Perhaps what is most surprising is that the market has not been able to anticipate this circumstance. To a certain extent, the market is in tow of events and only puts a price on things once it comes across them. The latest American employment data has been a reality bath that returns the discussion to when central banks will take their foot off the gas.

The Americans are clearly ahead and will be the first to make a move. They will start by buying less debt in the market to end up raising rates sometime in 2023. This logically has very important consequences in the market. The first thing is to go back to the box we were in a couple of months ago. American bond at 1.70% and the most cyclical sectors recovering the leadership in the stock market. Then it will be seen based on how the inflation data are going and what can be inferred from the behavior of central banks. The best thing is that for this first move we play with the marked cards. However, fewer will probably take advantage of it. Cognitive biases often prevent us from taking advantage of opportunities when they present themselves.

Reality is stubborn

A recurring theme in beach talk these days is the speed of the economic recovery. Those of us who argue that this crisis cannot be analyzed with the same eyes as the previous ones are the least.

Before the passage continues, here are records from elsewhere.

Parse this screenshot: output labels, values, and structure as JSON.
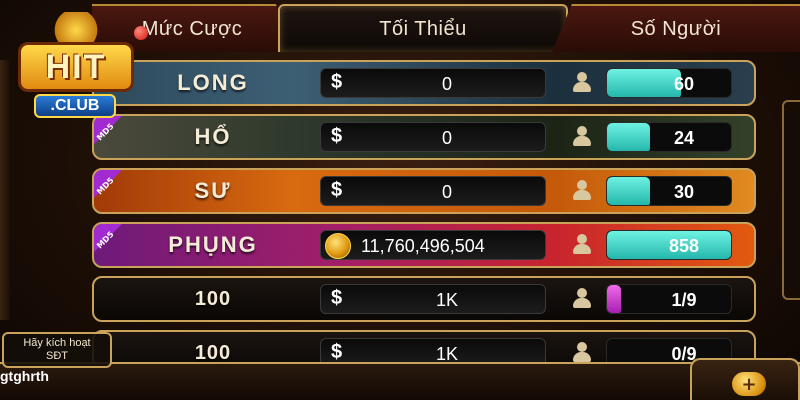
{
  "tabs": {
    "bet_level": "Mức Cược",
    "minimum": "Tối Thiểu",
    "players": "Số Người"
  },
  "logo": {
    "hit": "HIT",
    "club": ".CLUB"
  },
  "rows": [
    {
      "name": "LONG",
      "badge": "",
      "bet": "0",
      "players": "60",
      "fill": 0.6,
      "fill_color": "#3fd6c8"
    },
    {
      "name": "HỔ",
      "badge": "MD5",
      "bet": "0",
      "players": "24",
      "fill": 0.35,
      "fill_color": "#3fd6c8"
    },
    {
      "name": "SƯ",
      "badge": "MD5",
      "bet": "0",
      "players": "30",
      "fill": 0.35,
      "fill_color": "#3fd6c8"
    },
    {
      "name": "PHỤNG",
      "badge": "MD5",
      "bet": "11,760,496,504",
      "players": "858",
      "fill": 1.0,
      "fill_color": "#3fd6c8"
    },
    {
      "name": "100",
      "badge": "",
      "bet": "1K",
      "players": "1/9",
      "fill": 0.11,
      "fill_color": "#c83ad6"
    },
    {
      "name": "100",
      "badge": "",
      "bet": "1K",
      "players": "0/9",
      "fill": 0.0,
      "fill_color": "#c83ad6"
    }
  ],
  "activate": {
    "line1": "Hãy kích hoạt",
    "line2": "SĐT"
  },
  "username": "gtghrth",
  "plus_icon": "+",
  "currency_symbol": "$"
}
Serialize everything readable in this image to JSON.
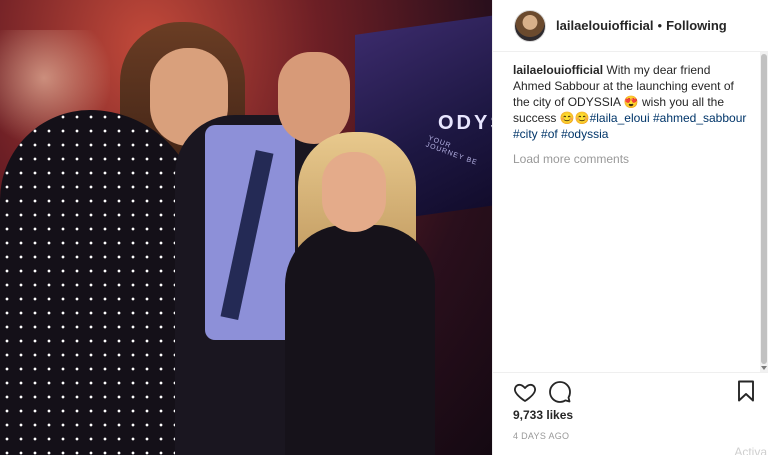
{
  "post": {
    "photo_overlay_text": "ODYS",
    "photo_overlay_sub": "YOUR JOURNEY BE",
    "header": {
      "username": "lailaelouiofficial",
      "separator": "•",
      "follow_status": "Following"
    },
    "caption": {
      "username": "lailaelouiofficial",
      "text": "With my dear friend Ahmed Sabbour at the launching event of the city of ODYSSIA 😍 wish you all the success 😊😊",
      "hashtags": [
        "#laila_eloui",
        "#ahmed_sabbour",
        "#city",
        "#of",
        "#odyssia"
      ]
    },
    "load_more_label": "Load more comments",
    "likes": "9,733 likes",
    "timestamp": "4 DAYS AGO",
    "watermark": "Activa"
  },
  "icons": {
    "like": "heart-outline-icon",
    "comment": "speech-bubble-icon",
    "save": "bookmark-outline-icon"
  },
  "colors": {
    "hashtag": "#003569",
    "muted": "#999999",
    "text": "#262626"
  }
}
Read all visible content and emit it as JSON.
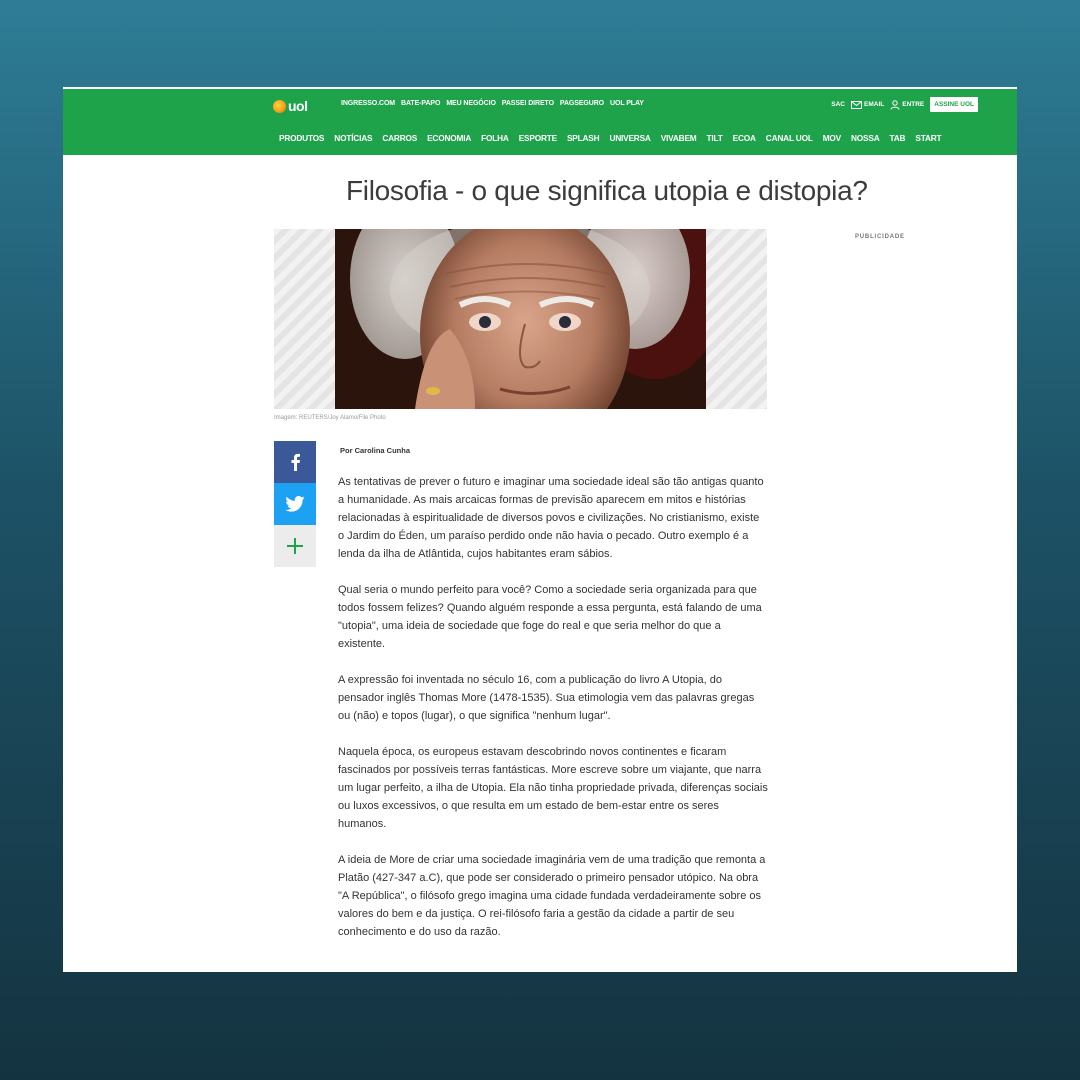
{
  "brand": {
    "logo_text": "uol"
  },
  "topbar": {
    "links": [
      "INGRESSO.COM",
      "BATE-PAPO",
      "MEU NEGÓCIO",
      "PASSEI DIRETO",
      "PAGSEGURO",
      "UOL PLAY"
    ],
    "sac_label": "SAC",
    "email_label": "EMAIL",
    "entre_label": "ENTRE",
    "assine_label": "ASSINE UOL",
    "accent_color": "#1ea34a"
  },
  "nav": {
    "items": [
      "PRODUTOS",
      "NOTÍCIAS",
      "CARROS",
      "ECONOMIA",
      "FOLHA",
      "ESPORTE",
      "SPLASH",
      "UNIVERSA",
      "VIVABEM",
      "TILT",
      "ECOA",
      "CANAL UOL",
      "MOV",
      "NOSSA",
      "TAB",
      "START"
    ]
  },
  "article": {
    "title": "Filosofia - o que significa utopia e distopia?",
    "image_caption": "Imagem: REUTERS/Joy Alamo/File Photo",
    "ad_label": "PUBLICIDADE",
    "author": "Por Carolina Cunha",
    "paragraphs": [
      "As tentativas de prever o futuro e imaginar uma sociedade ideal são tão antigas quanto a humanidade. As mais arcaicas formas de previsão aparecem em mitos e histórias relacionadas à espiritualidade de diversos povos e civilizações. No cristianismo, existe o Jardim do Éden, um paraíso perdido onde não havia o pecado. Outro exemplo é a lenda da ilha de Atlântida, cujos habitantes eram sábios.",
      "Qual seria o mundo perfeito para você? Como a sociedade seria organizada para que todos fossem felizes? Quando alguém responde a essa pergunta, está falando de uma \"utopia\", uma ideia de sociedade que foge do real e que seria melhor do que a existente.",
      "A expressão foi inventada no século 16, com a publicação do livro A Utopia, do pensador inglês Thomas More (1478-1535). Sua etimologia vem das palavras gregas ou (não) e topos (lugar), o que significa \"nenhum lugar\".",
      "Naquela época, os europeus estavam descobrindo novos continentes e ficaram fascinados por possíveis terras fantásticas. More escreve sobre um viajante, que narra um lugar perfeito, a ilha de Utopia. Ela não tinha propriedade privada, diferenças sociais ou luxos excessivos, o que resulta em um estado de bem-estar entre os seres humanos.",
      "A ideia de More de criar uma sociedade imaginária vem de uma tradição que remonta a Platão (427-347 a.C), que pode ser considerado o primeiro pensador utópico. Na obra \"A República\", o filósofo grego imagina uma cidade fundada verdadeiramente sobre os valores do bem e da justiça. O rei-filósofo faria a gestão da cidade a partir de seu conhecimento e do uso da razão."
    ]
  },
  "share": {
    "icons": [
      "facebook-icon",
      "twitter-icon",
      "plus-icon"
    ],
    "facebook_color": "#3b5998",
    "twitter_color": "#1da1f2"
  }
}
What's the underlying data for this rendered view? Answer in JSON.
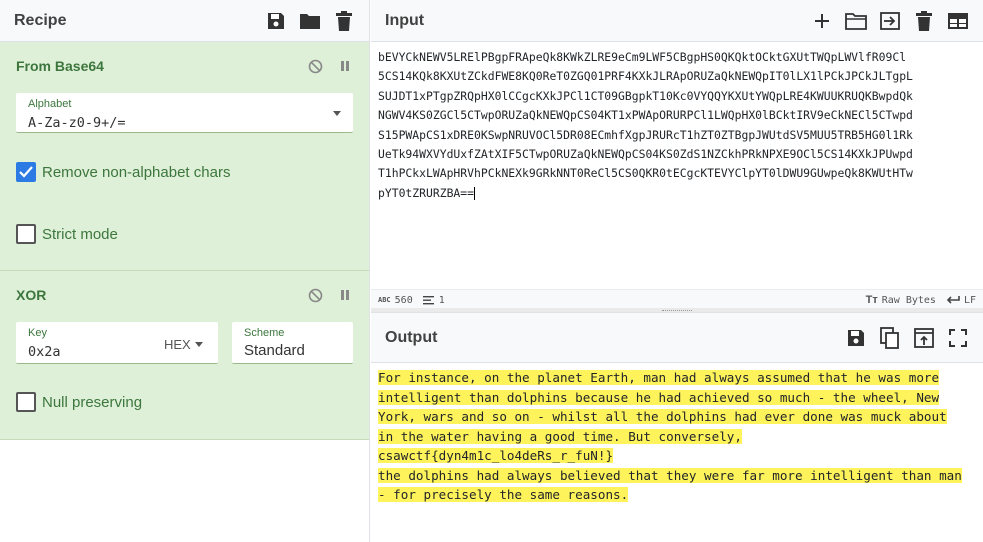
{
  "recipe": {
    "title": "Recipe",
    "operations": [
      {
        "name": "From Base64",
        "alphabet_label": "Alphabet",
        "alphabet_value": "A-Za-z0-9+/=",
        "remove_non_alphabet_label": "Remove non-alphabet chars",
        "remove_non_alphabet_checked": true,
        "strict_mode_label": "Strict mode",
        "strict_mode_checked": false
      },
      {
        "name": "XOR",
        "key_label": "Key",
        "key_value": "0x2a",
        "key_format": "HEX",
        "scheme_label": "Scheme",
        "scheme_value": "Standard",
        "null_preserving_label": "Null preserving",
        "null_preserving_checked": false
      }
    ]
  },
  "input": {
    "title": "Input",
    "lines": [
      "bEVYCkNEWV5LRElPBgpFRApeQk8KWkZLRE9eCm9LWF5CBgpHS0QKQktOCktGXUtTWQpLWVlfR09Cl",
      "5CS14KQk8KXUtZCkdFWE8KQ0ReT0ZGQ01PRF4KXkJLRApORUZaQkNEWQpIT0lLX1lPCkJPCkJLTgpL",
      "SUJDT1xPTgpZRQpHX0lCCgcKXkJPCl1CT09GBgpkT10Kc0VYQQYKXUtYWQpLRE4KWUUKRUQKBwpdQk",
      "NGWV4KS0ZGCl5CTwpORUZaQkNEWQpCS04KT1xPWApORURPCl1LWQpHX0lBCktIRV9eCkNECl5CTwpd",
      "S15PWApCS1xDRE0KSwpNRUVOCl5DR08ECmhfXgpJRURcT1hZT0ZTBgpJWUtdSV5MUU5TRB5HG0l1Rk",
      "UeTk94WXVYdUxfZAtXIF5CTwpORUZaQkNEWQpCS04KS0ZdS1NZCkhPRkNPXE9OCl5CS14KXkJPUwpd",
      "T1hPCkxLWApHRVhPCkNEXk9GRkNNT0ReCl5CS0QKR0tECgcKTEVYClpYT0lDWU9GUwpeQk8KWUtHTw",
      "pYT0tZRURZBA=="
    ],
    "char_count": "560",
    "line_count": "1",
    "encoding_label": "Raw Bytes",
    "eol_label": "LF"
  },
  "output": {
    "title": "Output",
    "lines": [
      "For instance, on the planet Earth, man had always assumed that he was more",
      "intelligent than dolphins because he had achieved so much - the wheel, New",
      "York, wars and so on - whilst all the dolphins had ever done was muck about",
      "in the water having a good time. But conversely,",
      "csawctf{dyn4m1c_lo4deRs_r_fuN!}",
      "the dolphins had always believed that they were far more intelligent than man",
      "- for precisely the same reasons."
    ]
  },
  "icons": {
    "recipe_tools": [
      "save-icon",
      "folder-icon",
      "trash-icon"
    ],
    "input_tools": [
      "plus-icon",
      "open-folder-icon",
      "import-icon",
      "trash-icon",
      "layout-icon"
    ],
    "output_tools": [
      "save-icon",
      "copy-icon",
      "replace-input-icon",
      "maximize-icon"
    ],
    "op_controls": [
      "disable-icon",
      "pause-icon"
    ]
  },
  "colors": {
    "recipe_green_bg": "#dff0d8",
    "recipe_green_text": "#3c763d",
    "checkbox_blue": "#2c7be5",
    "highlight_yellow": "#fff35c"
  }
}
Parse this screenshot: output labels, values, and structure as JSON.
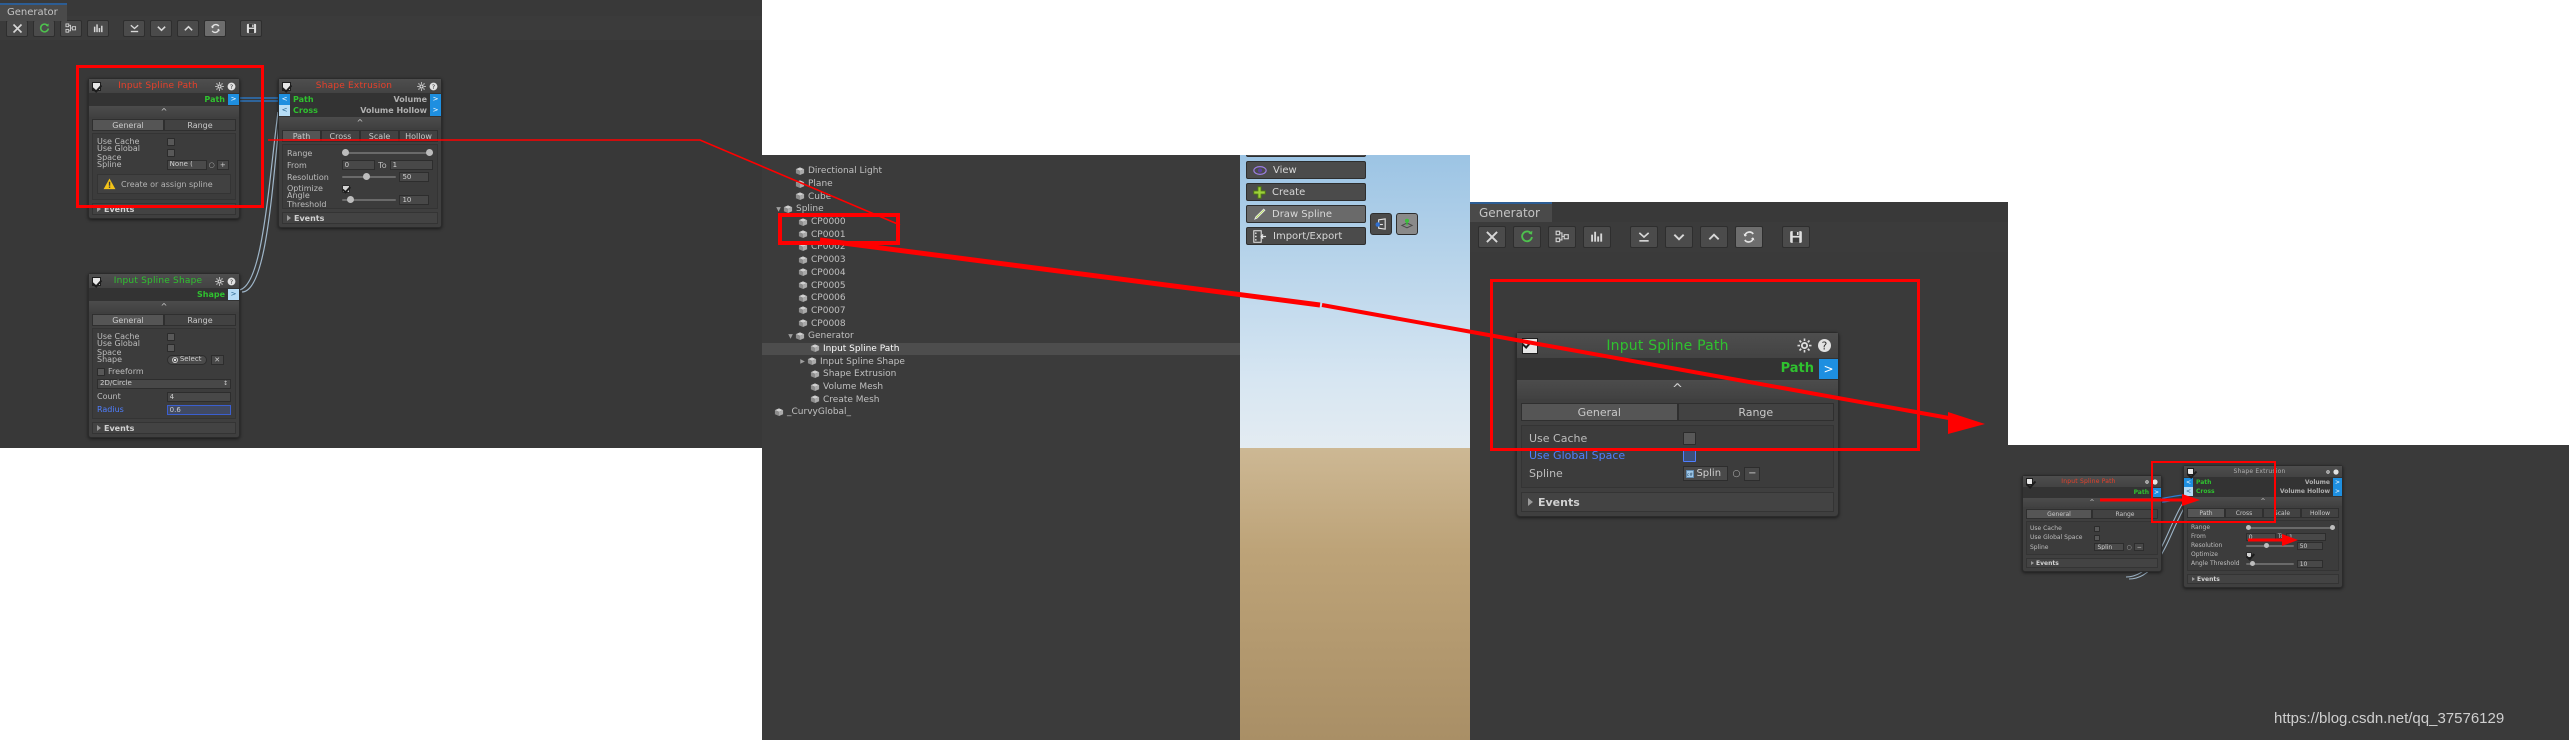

And it goes without saying that those of us who believe that the economic recovery is quite likely to surprise due to its strength and speed are in the minority. In any case, the data from the last days serve to reinforce our argument.

The next few days when with my feet full of sand I face again with someone who reproaches me for my optimism, I will be able to recite them not only the employment data that are more difficult to interpret and always leave some margin for skeptics to stir, but those of home sales or consumption in recent weeks that leave little room for doubt. June home sales set a new monthly record only beaten four times since 2008, that’s nothing. This data surprises even the most optimistic of the class and, as we have already commented on other occasions, it is a clear indicator of the completely different nature of this economic cycle. In addition, these days we have also known the evolution of credit card spending in the month of July. According to BBVA data in July, 29% more was spent than the same month in 2019. These are very encouraging numbers and the best symptom of how quickly economic confidence is recovering once the pandemic begins to control.

In any case, I do not harbor much hope of being able to convince in the improvised gatherings at the edge of the sea. The counterarguments will be safe of all kinds. From the ad hominem attacks of “you’re an irreducible optimist” to “let’s see what happens when the aid runs out.”

Now, there is an underlying political residue that skews most of the analyzes. In general, it is upsetting that this Government can aim for both the recovery and can survive this crisis. I don’t know what will end up happening, but what these summer conversations show me is that some are more stubborn than the data.